Using Cedega for Windows gaming — I’ve expanded on descriptions of Linux gaming in Chapter 7. In particular, I’ve described the state of Windows gaming using Cedega (a WINE derivative formerly called WineX).
Using multimedia — Descriptions of the Rhythmbox music player were expanded, and the addition of the Helix Player was noted in Chapter 8.
Downloading digital images — I’ve described, in Chapter 8, how to download images from your digital camera using the new GNOME Volume Manager. I’ve also described how to use the gThumb image viewer (which launches automatically when you plug your camera into a USB slot) to view and manipulate images.
Burning CDs and DVDs — The K3b CD/DVD burning facility is an excellent tool for burning ISO images to CD or DVD and creating your own audio and data projects on CD or DVD. Chapter 8 provides an introduction to using K3b.
Browsing the Web with Firefox — Chapter 8 contains a description of the new, popular Firefox browser from the Mozilla projects.
E-mailing with Thunderbird — Chapter 8 also describes the new Thunderbird e-mail client, also from the Mozilla project.
Using wireless LANs — With many wireless LAN cards not supported with Linux drivers, I’ve added a section to Chapter 15 on using the ndiswrapper driver to let you use native Windows drivers for your wireless LAN cards, in Fedora.
Running a DNS server — For Fedora Core 3, the BIND DNS service (named daemon) was configured to run in a chrooted environment.
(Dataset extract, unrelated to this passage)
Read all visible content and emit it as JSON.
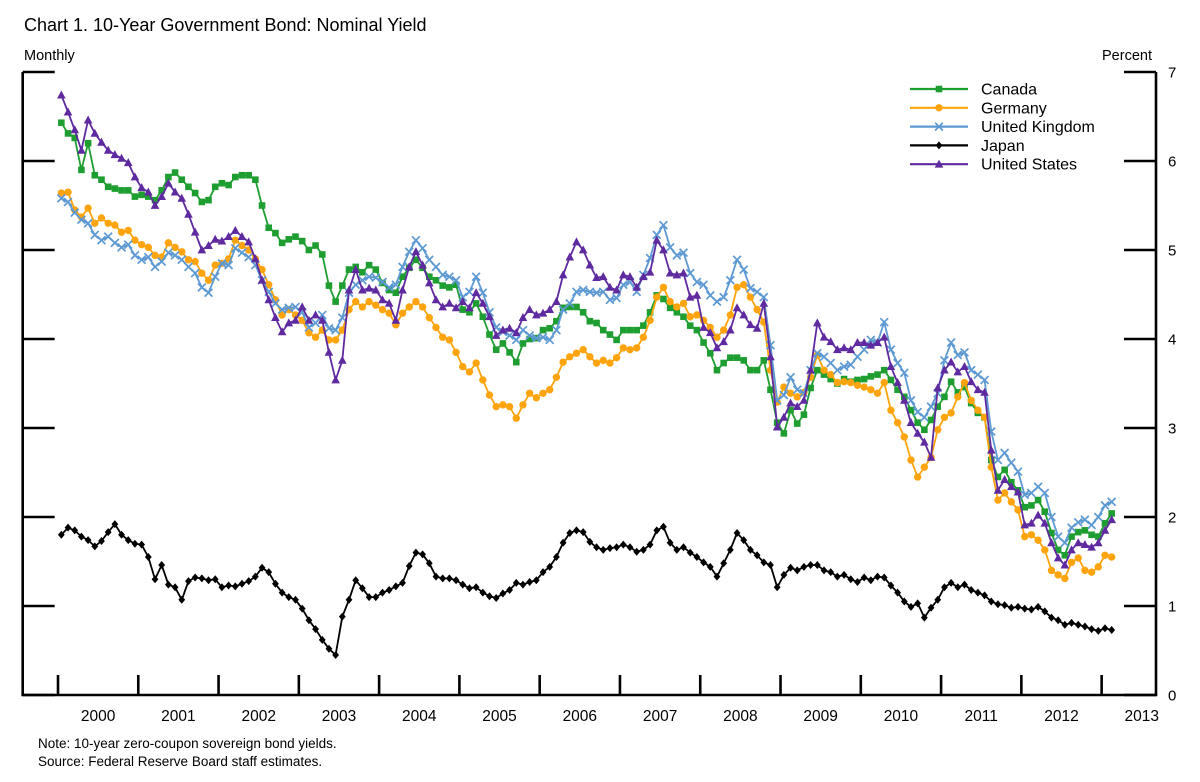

Chapter 25 was updated to describe how the chrooted environment changes how you configure your own DNS server.
Using the 2.6 kernel — To the description of the 2.6 kernel in Chapter 27, I’ve added a description of how to get the kernel source code that is used with Fedora Core 3. (It’s no longer available in the kernel-sources package, as it was in previous Fedora releases.)
Getting into rescue mode — I’ve added to Appendix A a description of how to make and use the Fedora rescue CD from an image contained on the DVD that comes with this book.
Besides new features just described, procedures throughout the book have been tested and corrected to match changes that have occurred to Fedora Core software in this version.